Both tools explore common vulnerabilities, and what those vulnerabilities would generally be worth, should a researcher discover them. The classification chart continues to reaffirm that vulnerabilities commonly detected by automated web security tools such as Remote Code Execution (RCE), SQL injection (SQLi) and XML External Entity Injection (XXE) are among the highest-weighted security bugs.
The ‘What’s a Bug Worth?’ report is more concerned with the actual worth of a vulnerability should it be discovered by a researcher. An interesting point that the report explores is that the value of a security bug is heavily based on what is referred to as the “security maturity” of an organization. Therefore, if an organization is already highly committed to good cybersecurity practices, bugs will be harder to find. The report even outlines a comparison of different mentalities, which can help gauge the maturity level of an organization when it comes to organization-wide security hygiene and outlook. This could prove to be useful when arguing the case for further cybersecurity spending, as often more senior company figures might not realize the security maturity that their company is lacking.
The next stage presented is the priority of the vulnerability, which is where the VRT chart comes into play. Vulnerabilities are assessed and then categorized between P1 (most severe) to P5 (least severe) which determines how much an organization should reward the researcher who reported it. Or, as organizations may prefer to use it, how much priority the various vulnerabilities should be given. Here the report gives a pared down version of their scale.

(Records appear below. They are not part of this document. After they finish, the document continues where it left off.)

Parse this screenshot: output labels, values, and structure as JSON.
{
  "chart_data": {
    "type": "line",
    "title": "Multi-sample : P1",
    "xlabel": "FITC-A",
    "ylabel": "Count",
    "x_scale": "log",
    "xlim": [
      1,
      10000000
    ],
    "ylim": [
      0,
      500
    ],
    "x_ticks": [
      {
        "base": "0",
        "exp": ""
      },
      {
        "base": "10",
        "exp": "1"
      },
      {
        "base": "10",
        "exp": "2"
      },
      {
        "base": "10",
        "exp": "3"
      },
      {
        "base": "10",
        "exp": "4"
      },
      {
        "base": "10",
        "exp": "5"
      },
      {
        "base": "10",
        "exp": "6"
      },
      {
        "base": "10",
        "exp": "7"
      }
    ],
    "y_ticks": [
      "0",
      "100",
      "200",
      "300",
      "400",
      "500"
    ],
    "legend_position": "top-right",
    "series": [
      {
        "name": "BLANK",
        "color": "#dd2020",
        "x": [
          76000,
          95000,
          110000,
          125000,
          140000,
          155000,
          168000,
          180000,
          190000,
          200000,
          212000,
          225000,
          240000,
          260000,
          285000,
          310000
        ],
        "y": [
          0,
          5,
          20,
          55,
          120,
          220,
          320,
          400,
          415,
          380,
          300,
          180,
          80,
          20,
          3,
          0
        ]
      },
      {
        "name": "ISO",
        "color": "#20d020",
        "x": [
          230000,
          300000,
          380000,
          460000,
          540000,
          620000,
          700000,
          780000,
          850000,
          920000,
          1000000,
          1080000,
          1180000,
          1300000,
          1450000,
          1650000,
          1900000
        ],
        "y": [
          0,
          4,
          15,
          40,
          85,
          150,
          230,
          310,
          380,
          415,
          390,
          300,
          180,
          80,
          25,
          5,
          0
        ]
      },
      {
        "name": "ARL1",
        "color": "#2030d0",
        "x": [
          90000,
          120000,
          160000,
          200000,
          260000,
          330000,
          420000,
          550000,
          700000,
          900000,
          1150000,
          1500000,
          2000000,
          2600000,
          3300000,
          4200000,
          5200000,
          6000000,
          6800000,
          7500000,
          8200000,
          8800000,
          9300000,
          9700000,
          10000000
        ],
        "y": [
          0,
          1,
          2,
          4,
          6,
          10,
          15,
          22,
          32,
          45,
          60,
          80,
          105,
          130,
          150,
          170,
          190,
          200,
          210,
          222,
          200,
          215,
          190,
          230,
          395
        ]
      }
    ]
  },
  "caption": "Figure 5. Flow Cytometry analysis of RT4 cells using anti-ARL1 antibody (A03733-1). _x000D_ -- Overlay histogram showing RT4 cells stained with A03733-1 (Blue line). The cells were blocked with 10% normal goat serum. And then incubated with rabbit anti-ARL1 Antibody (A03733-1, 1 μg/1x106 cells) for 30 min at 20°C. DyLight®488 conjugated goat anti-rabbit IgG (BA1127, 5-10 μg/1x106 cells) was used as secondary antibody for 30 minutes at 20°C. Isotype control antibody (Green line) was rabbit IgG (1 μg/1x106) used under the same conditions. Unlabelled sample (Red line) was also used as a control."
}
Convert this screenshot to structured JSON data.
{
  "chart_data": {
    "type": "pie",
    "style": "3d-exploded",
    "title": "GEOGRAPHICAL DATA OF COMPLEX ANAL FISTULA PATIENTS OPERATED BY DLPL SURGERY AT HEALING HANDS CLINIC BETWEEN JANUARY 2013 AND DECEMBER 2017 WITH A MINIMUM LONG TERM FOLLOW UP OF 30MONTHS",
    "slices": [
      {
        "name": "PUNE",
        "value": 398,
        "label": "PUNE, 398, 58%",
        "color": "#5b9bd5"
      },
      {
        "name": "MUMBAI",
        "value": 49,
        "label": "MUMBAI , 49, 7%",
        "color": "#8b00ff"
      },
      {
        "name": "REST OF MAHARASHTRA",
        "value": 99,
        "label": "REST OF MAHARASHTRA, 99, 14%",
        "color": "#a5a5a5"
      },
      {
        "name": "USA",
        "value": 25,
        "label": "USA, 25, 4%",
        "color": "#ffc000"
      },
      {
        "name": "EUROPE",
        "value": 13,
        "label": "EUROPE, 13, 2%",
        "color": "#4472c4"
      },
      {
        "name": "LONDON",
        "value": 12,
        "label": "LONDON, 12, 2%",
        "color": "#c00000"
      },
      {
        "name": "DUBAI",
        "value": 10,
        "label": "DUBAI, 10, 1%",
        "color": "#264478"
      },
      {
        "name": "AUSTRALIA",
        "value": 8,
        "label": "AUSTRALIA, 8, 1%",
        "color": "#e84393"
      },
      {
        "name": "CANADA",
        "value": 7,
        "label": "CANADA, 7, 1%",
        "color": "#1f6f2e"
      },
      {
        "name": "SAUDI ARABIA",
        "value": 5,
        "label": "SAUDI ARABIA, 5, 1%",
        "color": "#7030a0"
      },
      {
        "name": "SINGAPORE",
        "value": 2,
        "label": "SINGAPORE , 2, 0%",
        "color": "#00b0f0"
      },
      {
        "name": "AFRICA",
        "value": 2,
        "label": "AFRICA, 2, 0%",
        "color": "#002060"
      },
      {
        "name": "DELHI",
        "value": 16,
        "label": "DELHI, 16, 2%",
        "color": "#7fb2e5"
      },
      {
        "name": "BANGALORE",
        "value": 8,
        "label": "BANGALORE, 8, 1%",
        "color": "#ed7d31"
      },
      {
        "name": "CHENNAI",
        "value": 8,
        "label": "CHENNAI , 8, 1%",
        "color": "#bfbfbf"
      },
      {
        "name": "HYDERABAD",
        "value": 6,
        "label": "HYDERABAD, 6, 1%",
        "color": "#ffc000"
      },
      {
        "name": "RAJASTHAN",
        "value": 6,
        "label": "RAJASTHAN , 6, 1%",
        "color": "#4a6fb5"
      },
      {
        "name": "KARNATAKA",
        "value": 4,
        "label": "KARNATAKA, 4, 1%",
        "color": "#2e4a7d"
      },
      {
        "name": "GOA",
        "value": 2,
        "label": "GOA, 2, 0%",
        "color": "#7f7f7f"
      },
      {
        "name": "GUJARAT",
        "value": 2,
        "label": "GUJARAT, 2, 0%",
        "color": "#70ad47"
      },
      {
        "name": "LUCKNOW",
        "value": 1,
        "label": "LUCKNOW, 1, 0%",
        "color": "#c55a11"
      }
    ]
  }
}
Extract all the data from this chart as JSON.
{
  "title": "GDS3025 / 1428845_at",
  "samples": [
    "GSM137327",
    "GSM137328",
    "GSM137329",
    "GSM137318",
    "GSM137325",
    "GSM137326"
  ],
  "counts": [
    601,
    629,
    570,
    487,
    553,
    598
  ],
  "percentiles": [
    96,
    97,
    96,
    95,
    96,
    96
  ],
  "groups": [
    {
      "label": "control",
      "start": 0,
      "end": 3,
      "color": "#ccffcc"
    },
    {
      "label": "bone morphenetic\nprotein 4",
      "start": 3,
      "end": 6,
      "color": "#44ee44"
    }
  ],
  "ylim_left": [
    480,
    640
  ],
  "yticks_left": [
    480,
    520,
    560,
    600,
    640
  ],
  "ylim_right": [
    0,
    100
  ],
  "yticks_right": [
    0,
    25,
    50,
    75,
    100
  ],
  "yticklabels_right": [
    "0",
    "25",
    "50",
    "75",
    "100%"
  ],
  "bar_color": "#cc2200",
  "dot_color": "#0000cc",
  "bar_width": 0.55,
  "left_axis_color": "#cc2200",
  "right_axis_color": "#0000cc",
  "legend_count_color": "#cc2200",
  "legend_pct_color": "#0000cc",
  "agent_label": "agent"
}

A number of the vulnerabilities covered could easily by picked up by an automated vulnerability scanner, therefore negating the need to establish a potentially expensive bug bounty program.
The report closes off by giving an indication of the cost running a bug bounty programme, which varies greatly depending on the first principle of security maturity.
For example, a P1 classified vulnerability payout is suggested to range between $1500 for an organization lacking a high-degree of security maturity, and $15,000 for more mature organizations. For the less severe P4 and P5 vulnerabilities the recommended payouts are significantly lower, ranging from $100 to $300.
This report is therefore helpful for organizations looking at incorporating bug bounty programs into their security programme to better understand what it would actually cost them.
While a bug bounty is an effective means of sourcing expertise outside of an organization to improve security, if used alone, without testing being done in-house, it could potentially become very expensive; especially when you consider that a large portion of vulnerabilities rated by Bugcrowd’s VRT are also vulnerabilities that automated vulnerability scanners like Acunetix are very good at finding. So perhaps it might be wise to consider automating your security testing first, and leveraging the power of the crowd to find vulnerabilities that can only be found manually by human penetration testers (such as vulnerabilities that require human logic and ‘hunches’ to uncover).